What's next? Well, it's hard to say. The series filmed all but one episode before the novel coronavirus pandemic brought production to a halt -- and the now-finale will apparently be reworked.

"The Supergirl folks have talked to me because we couldn't shoot our last episode," Cryer said during an interview this week. "We had shot some of the last episode, and they're gonna use some of that footage, but they're writing a whole bunch of new stuff around it. Which is interesting because the way my character was thwarted now doesn't happy anymore. So, I was like, 'Oh, did I not get defeated? Wait a minute, I like this!' Supervillains, we relish our chance to actually not be defeated every now and then."

This reworking of the season finale may explain why Supergirl isn't returning this week with the other current Arrowverse shows. The Flash and DC's Legends of Tomorrow both returned on Tuesday night and Batwoman will return on Sunday, April 26. Supergirl was initially slated to return that same night, but was recently pushed back for a May 3 return. Earlier this week, The Flash star Grant Gustin revealed that that series' season will end with episode 19 instead of the originally planned 22, though with Supergirl being further along in its production, it may get a few additional episodes to air.

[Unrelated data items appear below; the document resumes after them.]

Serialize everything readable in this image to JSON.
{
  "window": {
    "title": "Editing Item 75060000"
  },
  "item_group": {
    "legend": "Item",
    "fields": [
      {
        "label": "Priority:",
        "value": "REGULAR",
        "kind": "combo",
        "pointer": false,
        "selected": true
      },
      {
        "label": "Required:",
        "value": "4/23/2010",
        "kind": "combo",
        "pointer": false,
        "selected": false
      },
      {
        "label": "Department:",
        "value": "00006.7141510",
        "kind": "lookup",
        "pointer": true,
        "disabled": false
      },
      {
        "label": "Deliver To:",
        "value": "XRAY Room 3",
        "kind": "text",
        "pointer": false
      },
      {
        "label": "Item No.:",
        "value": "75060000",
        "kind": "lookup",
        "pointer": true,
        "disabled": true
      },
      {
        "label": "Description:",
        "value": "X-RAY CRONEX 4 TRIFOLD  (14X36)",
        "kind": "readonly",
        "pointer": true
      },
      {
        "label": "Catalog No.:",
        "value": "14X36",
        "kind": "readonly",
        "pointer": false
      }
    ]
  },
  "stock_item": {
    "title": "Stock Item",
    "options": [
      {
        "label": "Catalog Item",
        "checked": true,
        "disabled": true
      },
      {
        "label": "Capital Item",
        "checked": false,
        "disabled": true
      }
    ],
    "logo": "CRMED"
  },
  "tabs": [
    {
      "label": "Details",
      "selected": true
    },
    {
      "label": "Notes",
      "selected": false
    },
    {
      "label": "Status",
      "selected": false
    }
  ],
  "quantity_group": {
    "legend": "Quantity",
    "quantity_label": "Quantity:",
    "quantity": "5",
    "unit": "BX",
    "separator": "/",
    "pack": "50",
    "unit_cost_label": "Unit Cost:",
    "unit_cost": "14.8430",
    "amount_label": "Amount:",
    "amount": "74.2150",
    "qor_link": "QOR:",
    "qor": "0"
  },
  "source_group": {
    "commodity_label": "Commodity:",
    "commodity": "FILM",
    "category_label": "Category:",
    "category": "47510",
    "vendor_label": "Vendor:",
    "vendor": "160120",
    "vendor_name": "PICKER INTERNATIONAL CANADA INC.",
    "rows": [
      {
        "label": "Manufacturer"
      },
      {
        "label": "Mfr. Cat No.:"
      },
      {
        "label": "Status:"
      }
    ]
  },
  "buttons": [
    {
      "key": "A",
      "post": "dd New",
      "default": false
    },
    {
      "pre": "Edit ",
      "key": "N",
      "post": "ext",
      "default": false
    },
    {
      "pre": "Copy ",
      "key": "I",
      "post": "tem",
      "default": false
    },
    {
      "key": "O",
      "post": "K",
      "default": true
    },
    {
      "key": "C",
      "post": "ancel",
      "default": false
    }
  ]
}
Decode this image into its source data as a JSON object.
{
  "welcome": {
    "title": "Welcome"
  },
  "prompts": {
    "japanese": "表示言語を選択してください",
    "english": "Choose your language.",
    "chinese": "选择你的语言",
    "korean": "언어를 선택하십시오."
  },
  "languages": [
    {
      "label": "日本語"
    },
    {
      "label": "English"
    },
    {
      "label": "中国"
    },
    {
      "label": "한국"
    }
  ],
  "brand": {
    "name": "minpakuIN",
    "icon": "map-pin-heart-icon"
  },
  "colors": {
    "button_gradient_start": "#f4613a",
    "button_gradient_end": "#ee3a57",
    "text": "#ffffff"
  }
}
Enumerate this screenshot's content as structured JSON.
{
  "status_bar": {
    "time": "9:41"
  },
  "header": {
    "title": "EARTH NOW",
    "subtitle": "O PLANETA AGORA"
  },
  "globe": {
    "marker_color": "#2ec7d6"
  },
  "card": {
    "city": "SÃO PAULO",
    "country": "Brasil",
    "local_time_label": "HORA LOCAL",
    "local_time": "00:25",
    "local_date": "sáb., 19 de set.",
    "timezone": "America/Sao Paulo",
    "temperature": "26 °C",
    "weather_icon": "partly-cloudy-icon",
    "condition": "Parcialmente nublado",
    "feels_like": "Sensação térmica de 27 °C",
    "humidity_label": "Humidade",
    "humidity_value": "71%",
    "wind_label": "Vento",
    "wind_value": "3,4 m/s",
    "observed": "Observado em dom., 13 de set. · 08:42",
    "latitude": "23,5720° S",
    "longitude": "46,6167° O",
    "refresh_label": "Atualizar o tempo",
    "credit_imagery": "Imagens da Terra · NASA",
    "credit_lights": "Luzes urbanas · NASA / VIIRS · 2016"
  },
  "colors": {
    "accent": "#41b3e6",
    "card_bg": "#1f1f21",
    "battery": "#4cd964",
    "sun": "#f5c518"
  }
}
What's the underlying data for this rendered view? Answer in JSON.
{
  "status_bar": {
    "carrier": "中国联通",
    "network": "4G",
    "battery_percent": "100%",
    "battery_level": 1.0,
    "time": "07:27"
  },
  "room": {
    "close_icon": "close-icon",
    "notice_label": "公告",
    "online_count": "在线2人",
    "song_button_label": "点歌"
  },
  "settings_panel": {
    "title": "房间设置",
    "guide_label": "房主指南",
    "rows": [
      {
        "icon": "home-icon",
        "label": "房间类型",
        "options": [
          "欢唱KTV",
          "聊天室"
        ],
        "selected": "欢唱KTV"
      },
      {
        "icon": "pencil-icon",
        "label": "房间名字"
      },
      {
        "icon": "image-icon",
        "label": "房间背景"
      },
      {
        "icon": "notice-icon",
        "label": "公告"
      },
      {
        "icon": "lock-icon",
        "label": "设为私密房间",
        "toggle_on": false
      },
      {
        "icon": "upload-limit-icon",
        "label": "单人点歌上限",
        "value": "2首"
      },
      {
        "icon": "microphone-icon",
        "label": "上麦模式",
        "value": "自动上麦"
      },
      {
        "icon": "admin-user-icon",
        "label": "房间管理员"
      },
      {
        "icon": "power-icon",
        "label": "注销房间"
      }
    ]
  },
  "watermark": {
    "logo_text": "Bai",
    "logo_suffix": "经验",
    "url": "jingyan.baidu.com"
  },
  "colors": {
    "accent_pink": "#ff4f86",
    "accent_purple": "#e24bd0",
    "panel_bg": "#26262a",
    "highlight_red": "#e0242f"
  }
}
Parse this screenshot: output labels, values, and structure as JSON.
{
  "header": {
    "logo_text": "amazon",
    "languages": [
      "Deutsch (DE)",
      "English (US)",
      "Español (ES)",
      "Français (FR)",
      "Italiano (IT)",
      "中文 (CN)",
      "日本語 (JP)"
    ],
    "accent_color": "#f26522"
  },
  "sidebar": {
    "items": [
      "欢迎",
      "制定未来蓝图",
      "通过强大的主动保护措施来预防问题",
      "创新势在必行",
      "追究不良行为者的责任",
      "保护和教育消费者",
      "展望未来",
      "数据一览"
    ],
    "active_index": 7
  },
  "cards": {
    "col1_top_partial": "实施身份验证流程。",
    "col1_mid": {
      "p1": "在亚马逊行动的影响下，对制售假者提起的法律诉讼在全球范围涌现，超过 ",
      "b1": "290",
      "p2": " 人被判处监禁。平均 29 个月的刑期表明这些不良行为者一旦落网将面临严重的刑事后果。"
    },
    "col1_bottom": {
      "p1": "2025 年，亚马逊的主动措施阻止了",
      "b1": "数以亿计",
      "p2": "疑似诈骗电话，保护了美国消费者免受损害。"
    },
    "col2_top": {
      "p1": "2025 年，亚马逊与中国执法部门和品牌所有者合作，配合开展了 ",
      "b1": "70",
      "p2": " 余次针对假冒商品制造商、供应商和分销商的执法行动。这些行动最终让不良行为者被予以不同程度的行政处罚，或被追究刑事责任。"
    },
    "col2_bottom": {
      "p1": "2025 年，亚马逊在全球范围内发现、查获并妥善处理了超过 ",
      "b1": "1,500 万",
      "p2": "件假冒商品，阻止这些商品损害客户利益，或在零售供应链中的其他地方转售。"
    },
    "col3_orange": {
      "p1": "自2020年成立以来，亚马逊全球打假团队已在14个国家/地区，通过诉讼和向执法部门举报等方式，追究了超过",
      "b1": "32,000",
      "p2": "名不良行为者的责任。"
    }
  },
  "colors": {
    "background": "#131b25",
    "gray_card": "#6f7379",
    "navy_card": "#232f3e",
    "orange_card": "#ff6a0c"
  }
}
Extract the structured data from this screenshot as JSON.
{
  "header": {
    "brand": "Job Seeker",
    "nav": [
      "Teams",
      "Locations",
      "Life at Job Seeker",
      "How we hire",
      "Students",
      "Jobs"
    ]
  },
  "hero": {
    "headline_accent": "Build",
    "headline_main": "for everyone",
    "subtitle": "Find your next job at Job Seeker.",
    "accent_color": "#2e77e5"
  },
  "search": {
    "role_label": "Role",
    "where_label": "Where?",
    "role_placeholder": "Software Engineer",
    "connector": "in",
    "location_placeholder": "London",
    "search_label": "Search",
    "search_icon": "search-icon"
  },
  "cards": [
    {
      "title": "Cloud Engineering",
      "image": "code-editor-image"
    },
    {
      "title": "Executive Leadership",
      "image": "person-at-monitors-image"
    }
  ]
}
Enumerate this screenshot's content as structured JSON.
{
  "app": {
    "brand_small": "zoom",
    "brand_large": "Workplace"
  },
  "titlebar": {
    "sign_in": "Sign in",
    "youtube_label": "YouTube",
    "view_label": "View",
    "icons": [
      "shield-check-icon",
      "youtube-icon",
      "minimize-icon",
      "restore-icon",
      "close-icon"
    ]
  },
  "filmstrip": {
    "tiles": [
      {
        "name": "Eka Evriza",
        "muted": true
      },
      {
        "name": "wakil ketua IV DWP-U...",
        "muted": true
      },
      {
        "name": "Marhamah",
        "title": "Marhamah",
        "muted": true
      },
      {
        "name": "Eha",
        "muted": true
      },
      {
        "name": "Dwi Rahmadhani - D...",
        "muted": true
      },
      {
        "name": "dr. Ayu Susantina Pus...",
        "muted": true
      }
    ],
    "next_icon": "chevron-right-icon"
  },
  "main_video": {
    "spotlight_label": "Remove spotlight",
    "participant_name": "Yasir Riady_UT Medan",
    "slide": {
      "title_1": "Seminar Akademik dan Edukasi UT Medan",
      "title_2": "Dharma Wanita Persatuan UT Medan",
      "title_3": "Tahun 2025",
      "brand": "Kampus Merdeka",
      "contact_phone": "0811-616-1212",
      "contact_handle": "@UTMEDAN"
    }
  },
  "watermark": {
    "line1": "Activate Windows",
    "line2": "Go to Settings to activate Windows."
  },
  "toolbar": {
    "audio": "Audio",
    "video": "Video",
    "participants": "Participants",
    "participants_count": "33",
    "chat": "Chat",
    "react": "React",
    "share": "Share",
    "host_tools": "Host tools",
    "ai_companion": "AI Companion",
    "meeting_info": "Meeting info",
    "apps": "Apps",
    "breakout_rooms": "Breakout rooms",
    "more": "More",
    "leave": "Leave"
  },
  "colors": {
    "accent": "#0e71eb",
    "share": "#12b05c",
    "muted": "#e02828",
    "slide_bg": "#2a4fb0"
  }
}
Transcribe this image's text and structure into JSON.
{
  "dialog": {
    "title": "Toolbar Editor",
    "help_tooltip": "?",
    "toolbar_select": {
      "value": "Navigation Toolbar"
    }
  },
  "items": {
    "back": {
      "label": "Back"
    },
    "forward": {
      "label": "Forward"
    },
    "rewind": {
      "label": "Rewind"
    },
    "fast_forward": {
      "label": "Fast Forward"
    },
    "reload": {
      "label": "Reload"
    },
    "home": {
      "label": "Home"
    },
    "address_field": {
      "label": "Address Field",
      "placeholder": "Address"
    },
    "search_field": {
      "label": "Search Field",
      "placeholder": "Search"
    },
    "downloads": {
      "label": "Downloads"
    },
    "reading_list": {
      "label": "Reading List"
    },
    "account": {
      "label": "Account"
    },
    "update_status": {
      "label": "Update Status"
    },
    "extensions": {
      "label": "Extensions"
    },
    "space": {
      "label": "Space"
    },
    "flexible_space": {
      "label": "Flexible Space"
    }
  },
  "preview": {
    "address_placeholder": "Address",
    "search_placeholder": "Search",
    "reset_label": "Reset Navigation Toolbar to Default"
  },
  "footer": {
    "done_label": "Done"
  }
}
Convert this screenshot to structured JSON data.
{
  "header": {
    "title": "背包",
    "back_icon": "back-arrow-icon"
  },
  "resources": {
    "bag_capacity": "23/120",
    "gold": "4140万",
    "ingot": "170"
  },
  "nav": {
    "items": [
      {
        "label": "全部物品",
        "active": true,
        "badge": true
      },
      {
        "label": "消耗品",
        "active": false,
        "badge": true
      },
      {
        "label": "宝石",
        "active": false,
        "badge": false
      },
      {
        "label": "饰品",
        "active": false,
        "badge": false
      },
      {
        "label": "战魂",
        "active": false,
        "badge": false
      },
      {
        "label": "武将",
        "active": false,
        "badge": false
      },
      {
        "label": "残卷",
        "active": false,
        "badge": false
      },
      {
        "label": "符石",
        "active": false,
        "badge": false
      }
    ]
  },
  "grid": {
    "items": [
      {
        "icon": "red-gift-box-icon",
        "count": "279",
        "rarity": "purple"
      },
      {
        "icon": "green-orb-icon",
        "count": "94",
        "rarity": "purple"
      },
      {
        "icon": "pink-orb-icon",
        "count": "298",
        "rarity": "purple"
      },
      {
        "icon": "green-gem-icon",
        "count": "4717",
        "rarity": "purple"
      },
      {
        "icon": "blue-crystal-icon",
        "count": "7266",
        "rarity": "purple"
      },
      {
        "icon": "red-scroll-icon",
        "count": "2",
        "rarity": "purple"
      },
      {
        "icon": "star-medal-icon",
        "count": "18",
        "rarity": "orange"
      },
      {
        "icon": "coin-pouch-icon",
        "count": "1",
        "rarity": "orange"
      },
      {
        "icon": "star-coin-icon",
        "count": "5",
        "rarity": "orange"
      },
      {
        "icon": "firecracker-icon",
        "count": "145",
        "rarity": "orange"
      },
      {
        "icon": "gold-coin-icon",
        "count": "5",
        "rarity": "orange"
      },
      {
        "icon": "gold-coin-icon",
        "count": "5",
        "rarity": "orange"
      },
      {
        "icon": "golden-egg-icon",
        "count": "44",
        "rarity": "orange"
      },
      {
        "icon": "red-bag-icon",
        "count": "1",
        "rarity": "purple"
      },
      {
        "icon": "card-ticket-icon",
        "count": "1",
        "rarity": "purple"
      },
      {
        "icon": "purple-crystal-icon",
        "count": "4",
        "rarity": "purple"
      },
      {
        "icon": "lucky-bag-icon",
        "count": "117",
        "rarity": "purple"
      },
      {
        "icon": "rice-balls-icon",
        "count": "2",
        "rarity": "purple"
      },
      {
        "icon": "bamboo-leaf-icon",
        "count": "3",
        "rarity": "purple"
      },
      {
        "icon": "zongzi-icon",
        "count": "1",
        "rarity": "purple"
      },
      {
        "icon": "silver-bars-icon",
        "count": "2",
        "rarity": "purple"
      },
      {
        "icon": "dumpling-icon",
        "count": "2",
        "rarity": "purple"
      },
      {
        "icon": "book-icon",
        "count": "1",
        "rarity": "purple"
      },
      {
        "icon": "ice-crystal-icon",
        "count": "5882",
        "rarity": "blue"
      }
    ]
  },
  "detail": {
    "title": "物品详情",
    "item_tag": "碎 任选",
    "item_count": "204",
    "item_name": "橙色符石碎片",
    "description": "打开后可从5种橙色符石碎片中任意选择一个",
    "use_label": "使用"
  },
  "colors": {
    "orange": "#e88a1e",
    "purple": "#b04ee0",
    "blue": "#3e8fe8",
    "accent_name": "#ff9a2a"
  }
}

What we do know at this point is that when Supergirl does return, it will be with the Lex-centric "Deux Lex Machina". The episode, which will be series star Melissa Benoist's directorial debut, is set to reveal just how the villainous Lex ended up coming to power after "Crisis on Infinite Earths".

Supergirl airs Sundays at 9 p.m. ET/PT, following Batwoman on The CW. "Deus Lex Machina" airs May 3rd.